1. This special appeal raises an important question as to the right of the representative of an assignee by devise of a debt to sue to recover the debt without having first taken out probate of the will of the deceased testator or having obtained a certificate under Act XXVII of 1860 to realize the debts belonging to his estate.
2. The plaintiff, in virtue of a certificate under Act XL of 1858, represents his minor son, to whom he says one Bachoo Mohaldar has bequeathed certain properties by will, amongst others a certain mortgage-bond alleged to have been executed by the defendant, and he sues to recover the money due upon this bond.
3. The defendant resisted the suit on various grounds, amongst others, that no probate had been taken of the will of Bachoo Mohaldar, and that without such probate or a certificate under Act XXVII of 1860, the plaintiff could not, under the terms of Section 2 of the Act, compel him to pay the debt.

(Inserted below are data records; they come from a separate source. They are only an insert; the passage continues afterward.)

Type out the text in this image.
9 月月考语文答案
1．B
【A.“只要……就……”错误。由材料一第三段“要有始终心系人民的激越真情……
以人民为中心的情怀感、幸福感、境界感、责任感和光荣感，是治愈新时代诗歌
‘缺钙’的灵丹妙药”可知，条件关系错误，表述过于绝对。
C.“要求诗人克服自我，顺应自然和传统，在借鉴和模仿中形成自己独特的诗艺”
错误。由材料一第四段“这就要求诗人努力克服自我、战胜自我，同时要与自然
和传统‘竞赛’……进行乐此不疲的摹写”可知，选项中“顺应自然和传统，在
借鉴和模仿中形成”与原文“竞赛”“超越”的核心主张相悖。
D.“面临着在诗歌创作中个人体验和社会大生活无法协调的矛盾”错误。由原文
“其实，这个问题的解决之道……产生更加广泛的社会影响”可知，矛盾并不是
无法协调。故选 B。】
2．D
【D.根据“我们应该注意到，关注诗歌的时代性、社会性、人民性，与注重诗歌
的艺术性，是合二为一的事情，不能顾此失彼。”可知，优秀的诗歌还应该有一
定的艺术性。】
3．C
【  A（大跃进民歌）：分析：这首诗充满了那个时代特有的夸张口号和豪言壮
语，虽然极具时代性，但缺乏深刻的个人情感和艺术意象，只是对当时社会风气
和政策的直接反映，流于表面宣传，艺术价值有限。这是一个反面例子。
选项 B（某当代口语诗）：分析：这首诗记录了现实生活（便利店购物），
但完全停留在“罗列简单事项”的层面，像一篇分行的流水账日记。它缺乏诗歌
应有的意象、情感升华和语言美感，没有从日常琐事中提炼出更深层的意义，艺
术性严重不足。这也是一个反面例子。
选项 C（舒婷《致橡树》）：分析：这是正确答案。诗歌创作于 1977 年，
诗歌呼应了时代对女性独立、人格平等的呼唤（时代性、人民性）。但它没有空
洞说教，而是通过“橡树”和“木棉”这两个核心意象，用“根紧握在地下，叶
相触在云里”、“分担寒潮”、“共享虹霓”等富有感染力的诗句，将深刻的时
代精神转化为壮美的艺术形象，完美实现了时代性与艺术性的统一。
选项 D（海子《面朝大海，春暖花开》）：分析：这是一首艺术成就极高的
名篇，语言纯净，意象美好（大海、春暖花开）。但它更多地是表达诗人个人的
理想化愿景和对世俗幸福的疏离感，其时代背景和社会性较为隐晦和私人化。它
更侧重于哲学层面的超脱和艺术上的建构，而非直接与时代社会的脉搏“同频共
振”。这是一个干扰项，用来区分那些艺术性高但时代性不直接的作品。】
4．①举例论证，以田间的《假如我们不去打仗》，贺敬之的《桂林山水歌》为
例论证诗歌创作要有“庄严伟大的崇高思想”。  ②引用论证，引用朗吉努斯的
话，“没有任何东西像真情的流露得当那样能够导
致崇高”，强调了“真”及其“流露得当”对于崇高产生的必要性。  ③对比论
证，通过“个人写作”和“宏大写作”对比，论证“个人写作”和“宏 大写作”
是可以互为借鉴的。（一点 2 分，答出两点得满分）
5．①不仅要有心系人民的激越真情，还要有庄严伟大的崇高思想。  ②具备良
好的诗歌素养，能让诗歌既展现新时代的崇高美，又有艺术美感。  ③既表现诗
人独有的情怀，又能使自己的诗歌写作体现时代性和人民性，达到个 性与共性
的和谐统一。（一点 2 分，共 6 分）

4. The first Court dismissed the plaintiff's suit. But the Subordinate Judge on appeal gave the plaintiff a decree. He held that, as the will was the will of a Mahomedan, probate need not under the law be taken of it. Then as to the objection under Section 2, Act XXVII of 1860, he says, that the plaintiff, by holding a certificate under Act XL of 1858, is entitled to sue to recover property on behalf of his son, and that, therefore, he is entitled to obtain a decree in this suit; but that he cannot recover the money due under the decree without first obtaining a certificate under Act XXVII of 1860.

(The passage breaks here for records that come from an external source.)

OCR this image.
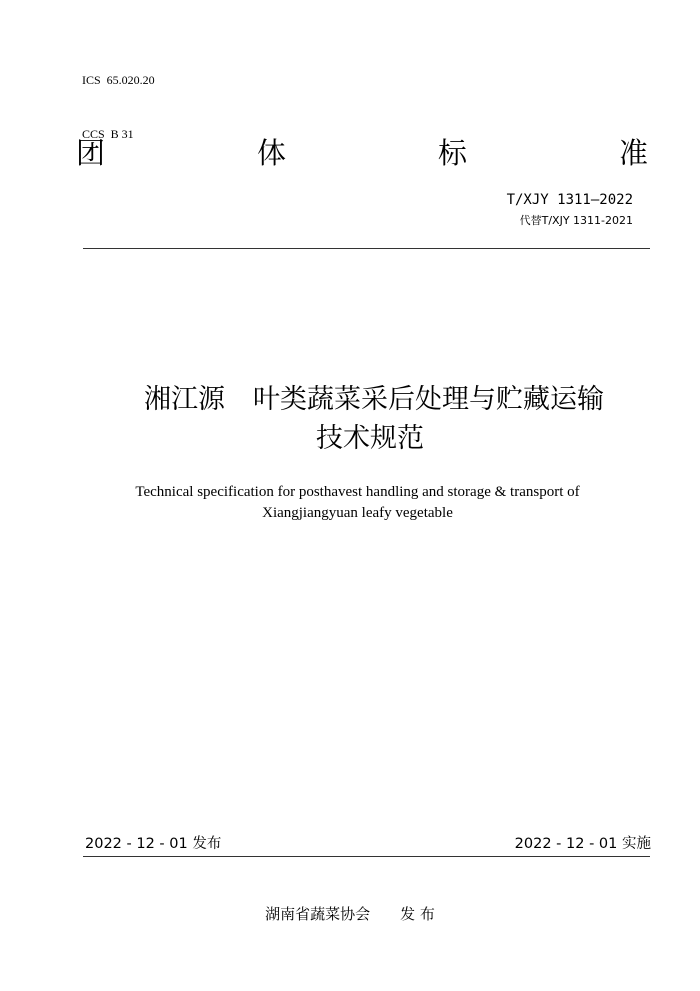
ICS  65.020.20

CCS  B 31

团	体	标	准
T/XJY 1311—2022
代替T/XJY 1311-2021
湘江源 叶类蔬菜采后处理与贮藏运输
技术规范
Technical specification for posthavest handling and storage & transport of
Xiangjiangyuan leafy vegetable
2022 - 12 - 01 发布	2022 - 12 - 01 实施
湖南省蔬菜协会 发 布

5. We think that the Subordinate Judge is wrong in giving the plaintiff a decree such as this. He cannot give a decree which in its terms authorizes the recovery of a sum of money due on a debt and at the same time saddle it with the condition that it cannot be enforced until a certificate under Act XXVII of 1860 has been obtained. He overlooks the fact that no certificate could be granted until the plaintiff had proved his title to it, and this would involve the opening up of questions similar to those raised in the present suit as to the validity of the will and the status of the plaintiff's son under it.
6. The terms of a. 2, Act XXVII of 1860, are clear. It provides: 'No debtor of any deceased person shall be compelled in any Court to pay his debt to any person claiming to be entitled to the effects of any deceased person or any part thereof, except on the production of a certificate to be obtained in manner hereinafter mentioned or of a probate or letters of administration, unless the Court shall be of opinion that payment of the debt is withheld from fraudulent or vexatious motives and not from any reasonable doubt as to the party entitled.' Here there is no ground for saying that payment of the debt is withheld from fraudulent or vexatious motives. On the contrary, as shown by the Munsif in his judgment, reasonable doubt exists as to the validity of the bequest under the will. The debtor is placed by this suit in a false position, inasmuch as he cannot be expected to know anything of the circumstances attending the execution of the will of Bachoo Mohaldar. It is only after notice has been served, upon application of the plaintiff under Act XXVII of 1860, that the heirs of Bachoo Mohaldar or others interested in his estate can properly contest the title of the plaintiff to collect this debt as a debt due to the estate of the deceased which he devised to the plaintiff's son.
7. We set aside the judgment of the Subordinate Judge and for the reasons stated dismiss the suit. We express no opinion on the merits of the case.
8. The suit is dismissed with costs in all the Courts.